The paper is accepted by PPML workshop 2019: The Audio Auditor: Participant-Level Membership Inference in Internet of Things Voice Services
The primary task to train an audio auditor is to build up several shadow models to infer the targeted ASR model's decision boundary. We assume all learning algorithms Altar are known to the auditor; therefore, the learning algorithms for the shadow model are known accordingly (Alshd = Altar). Different from the target model, we have full knowledge of the shadow models' ground truth. For a user u querying the model with her audio samples, if u ∈ Dshdtrain, we collapse the features extracted from these samples' results into one record and label it as "member"; otherwise, "nonmember". Taken all together with these labeled records (processed), a training dataset is set to train a binary classifier as the audit model using a supervised learning algorithm. As also evidenced in [19], the more shadow models built, the more accurate the audit model performed.
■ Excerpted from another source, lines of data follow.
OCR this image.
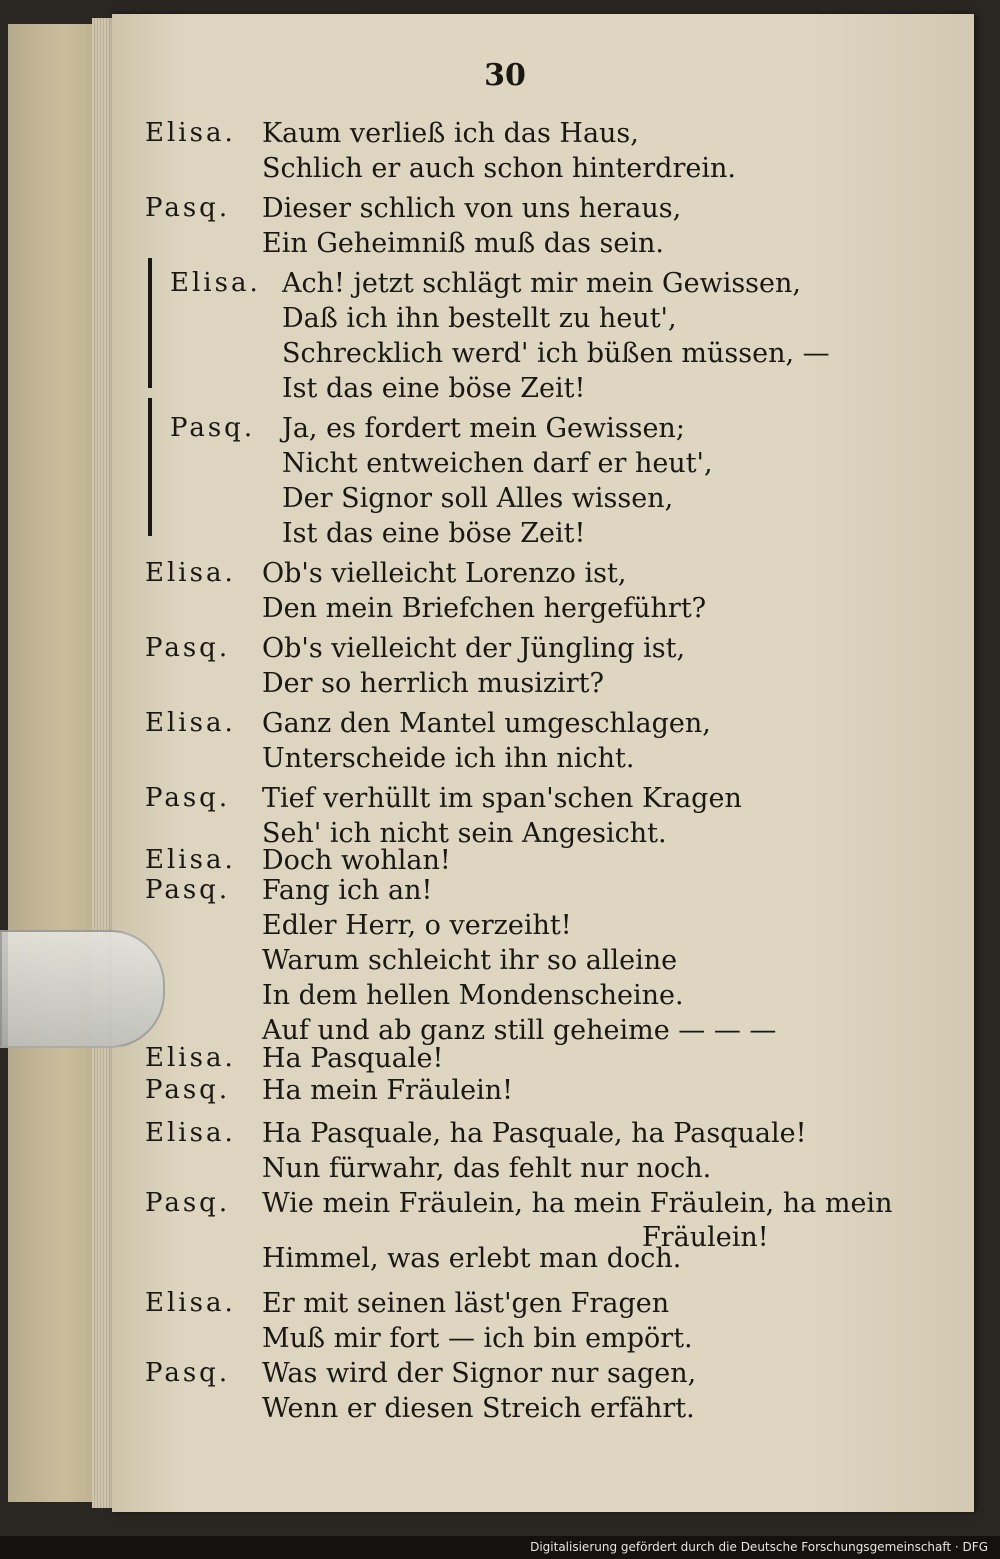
30
Elisa. Kaum verließ ich das Haus,
Schlich er auch schon hinterdrein.
Pasq.	Dieser schlich von uns heraus,
Ein Geheimniß muß das sein.
Elisa. Ach! jetzt schlägt mir mein Gewissen,
Daß ich ihn bestellt zu heut',
Schrecklich werd' ich büßen müssen, —
Ist das eine böse Zeit!
Pasq. Ja, es fordert mein Gewissen;
Nicht entweichen darf er heut',
Der Signor soll Alles wissen,
Ist das eine böse Zeit!
Elisa. Ob's vielleicht Lorenzo ist,
Den mein Briefchen hergeführt?
Pasq.	Ob's vielleicht der Jüngling ist,
Der so herrlich musizirt?
Elisa. Ganz den Mantel umgeschlagen,
Unterscheide ich ihn nicht.
Pasq.	Tief verhüllt im span'schen Kragen
Seh' ich nicht sein Angesicht.
Elisa. Doch wohlan!
Pasq.	Fang ich an!
Edler Herr, o verzeiht!
Warum schleicht ihr so alleine
In dem hellen Mondenscheine.
Auf und ab ganz still geheime — — —
Elisa. Ha Pasquale!
Pasq.	Ha mein Fräulein!
Elisa. Ha Pasquale, ha Pasquale, ha Pasquale!
Nun fürwahr, das fehlt nur noch.
Pasq.	Wie mein Fräulein, ha mein Fräulein, ha mein
Fräulein!
Himmel, was erlebt man doch.
Elisa. Er mit seinen läst'gen Fragen
Muß mir fort — ich bin empört.
Pasq.	Was wird der Signor nur sagen,
Wenn er diesen Streich erfährt.
Digitalisierung gefördert durch die Deutsche Forschungsgemeinschaft · DFG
For participant-level membership, some users' pertinent characters are extracted from each output, including the transcription text (denoted as TXT), the posterior probability (denoted as Probability), and the audio frame length (denoted as Frame Length). The features of the auditor's training set are written as: *{TXT1=type(string), Probability1=type(float), Frame_Length1=type(integer), ..., TXTn=type(txt), Probabilityn=type(float), Frame_Lengthn=type(integer), class}*
, where n is the number of audios belonging to a speaker.
Build up 3 ASR models, while one as the target model and the other two as the shadow models.
-
Install pytorch-kaldi toolkit
-
Separate TIMIT dataset into 3 subsets.
-
Follow pytorch-kaldi's instruction to build up the model using the TIMIT subset.
-
Gain the transcription results from the built ASR model and save it as .log in data/ folder
- Preprocess:
~$ ./log2csv.sh
~$ python txt2csv.py
- Build up the auditor model using the decision tree algoritghm:
~$ python audit_member.py
- Plot the performance of the auditor model
~$ python plot_fig.py